Una condizione però che spaventa i residenti ma soprattutto i proprietari delle poche piccole attività, che hanno chiesto in prima battuta al comune di vigilare in ordine di sicurezza e sanità. C’è poi chi vorrebbe una controperizia dell’ATS Bergamo, che aveva dato l’ok alla struttura per quanto concerne l’accoglienza dei rifugiati. C’è poi chi si appella al fatto che la zona sia riconosciuta come Area Parco, e proprio per questo, non idonea a queste finalità. Ma oltre alla maggioranza dei residenti contrari all’accoglienza dei rifugiati c’è chi da giorni ormai sostiene che quello che sta avvenendo è semplicemente la diretta conseguenza di una cattiva gestione delle politiche sul turismo. «Informazione scarsa e impegno nullo»,  è l’attacco dei cittadini alle istituzioni. Ora la richiesta è che «si possano trovare elementi necessari per frenare il problema». A partire proprio dalla lettera – e conseguente raccolta firme – che ha già avuto inizio e che poi successivamente sarà spedita alla prefettura.
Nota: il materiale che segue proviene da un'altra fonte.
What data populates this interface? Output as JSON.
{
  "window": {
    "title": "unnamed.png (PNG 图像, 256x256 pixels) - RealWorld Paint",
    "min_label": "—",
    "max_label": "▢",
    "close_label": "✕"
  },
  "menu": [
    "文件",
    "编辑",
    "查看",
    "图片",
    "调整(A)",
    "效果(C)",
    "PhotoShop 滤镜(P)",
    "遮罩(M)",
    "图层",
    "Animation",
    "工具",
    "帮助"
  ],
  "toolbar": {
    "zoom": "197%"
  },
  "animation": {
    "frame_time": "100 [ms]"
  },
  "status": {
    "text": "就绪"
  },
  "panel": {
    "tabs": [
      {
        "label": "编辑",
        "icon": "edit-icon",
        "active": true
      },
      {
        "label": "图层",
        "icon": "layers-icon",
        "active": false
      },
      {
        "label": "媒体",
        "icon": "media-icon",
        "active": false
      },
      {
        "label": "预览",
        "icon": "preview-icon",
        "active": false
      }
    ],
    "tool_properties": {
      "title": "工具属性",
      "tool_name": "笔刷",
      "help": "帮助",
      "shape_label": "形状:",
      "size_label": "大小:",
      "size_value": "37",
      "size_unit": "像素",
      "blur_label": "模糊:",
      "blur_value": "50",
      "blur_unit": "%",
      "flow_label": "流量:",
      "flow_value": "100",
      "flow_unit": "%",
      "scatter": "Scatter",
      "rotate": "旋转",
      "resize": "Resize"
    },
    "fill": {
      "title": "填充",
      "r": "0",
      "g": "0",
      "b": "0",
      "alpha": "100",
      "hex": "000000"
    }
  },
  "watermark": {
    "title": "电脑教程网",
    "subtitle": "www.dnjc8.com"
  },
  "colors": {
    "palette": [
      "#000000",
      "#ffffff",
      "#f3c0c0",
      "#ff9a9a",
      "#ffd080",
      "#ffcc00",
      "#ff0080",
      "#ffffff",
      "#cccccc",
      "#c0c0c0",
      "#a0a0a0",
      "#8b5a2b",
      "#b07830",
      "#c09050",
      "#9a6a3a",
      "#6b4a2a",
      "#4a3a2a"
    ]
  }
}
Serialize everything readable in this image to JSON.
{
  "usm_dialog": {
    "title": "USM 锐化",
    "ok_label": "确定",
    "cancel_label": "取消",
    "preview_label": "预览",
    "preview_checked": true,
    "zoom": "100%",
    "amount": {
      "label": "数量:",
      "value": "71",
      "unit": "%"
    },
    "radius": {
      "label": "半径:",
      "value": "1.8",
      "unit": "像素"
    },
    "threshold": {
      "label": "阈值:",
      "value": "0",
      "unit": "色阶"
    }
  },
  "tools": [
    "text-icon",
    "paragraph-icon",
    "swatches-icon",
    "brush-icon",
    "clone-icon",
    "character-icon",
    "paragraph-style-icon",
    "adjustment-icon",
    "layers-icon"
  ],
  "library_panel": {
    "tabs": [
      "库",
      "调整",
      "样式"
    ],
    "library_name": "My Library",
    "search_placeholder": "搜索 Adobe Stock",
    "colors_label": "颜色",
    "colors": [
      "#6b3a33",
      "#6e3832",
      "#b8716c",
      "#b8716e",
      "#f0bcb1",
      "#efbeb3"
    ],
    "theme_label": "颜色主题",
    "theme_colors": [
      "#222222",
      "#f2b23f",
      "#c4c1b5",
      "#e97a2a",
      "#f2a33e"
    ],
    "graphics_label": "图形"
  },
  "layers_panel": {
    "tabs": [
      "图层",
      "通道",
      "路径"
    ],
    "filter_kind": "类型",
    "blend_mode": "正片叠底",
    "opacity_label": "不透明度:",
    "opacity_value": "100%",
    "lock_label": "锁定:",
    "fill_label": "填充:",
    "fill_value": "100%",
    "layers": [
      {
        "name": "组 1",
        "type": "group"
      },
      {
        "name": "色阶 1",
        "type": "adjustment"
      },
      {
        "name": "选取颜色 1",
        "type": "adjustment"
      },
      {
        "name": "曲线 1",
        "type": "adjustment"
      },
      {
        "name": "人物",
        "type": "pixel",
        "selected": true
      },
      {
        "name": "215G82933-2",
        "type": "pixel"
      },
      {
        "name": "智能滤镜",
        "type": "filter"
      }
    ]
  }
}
«Siamo di fronte ancora una volta al business di imprenditori privati, cooperative e associazioni che per propri interessi speculativi con il supporto di uno Stato che non tutela i propri cittadini dal punto di vista lavorativo, sanitario e della sicurezza, sta facendo sì che accada tutto questo senza il rispetto della gente locale – c’è scritto nella lettera di protesta che sarà indirizzata a Via Tasso, e che accompagnerà la raccolta firme -. Questa non è integrazione ma ghettizzazione di gente disperata nelle mani di opportunisti e speculatori. Noi ci opponiamo a questo sistema di fare accoglienza a discapito della nostra gente, cancellando prospettive future e soprattutto generando paure e insicurezze».

L’unica cosa certa è che il prossimo 17 giugno la popolazione si riunirà per una manifestazione – corteo di protesta, per dire no all’accoglienza dei 75 richiedenti asilo. «La via da perseguire è quella del turismo», è il mantra dei residenti che rimbomba in paese.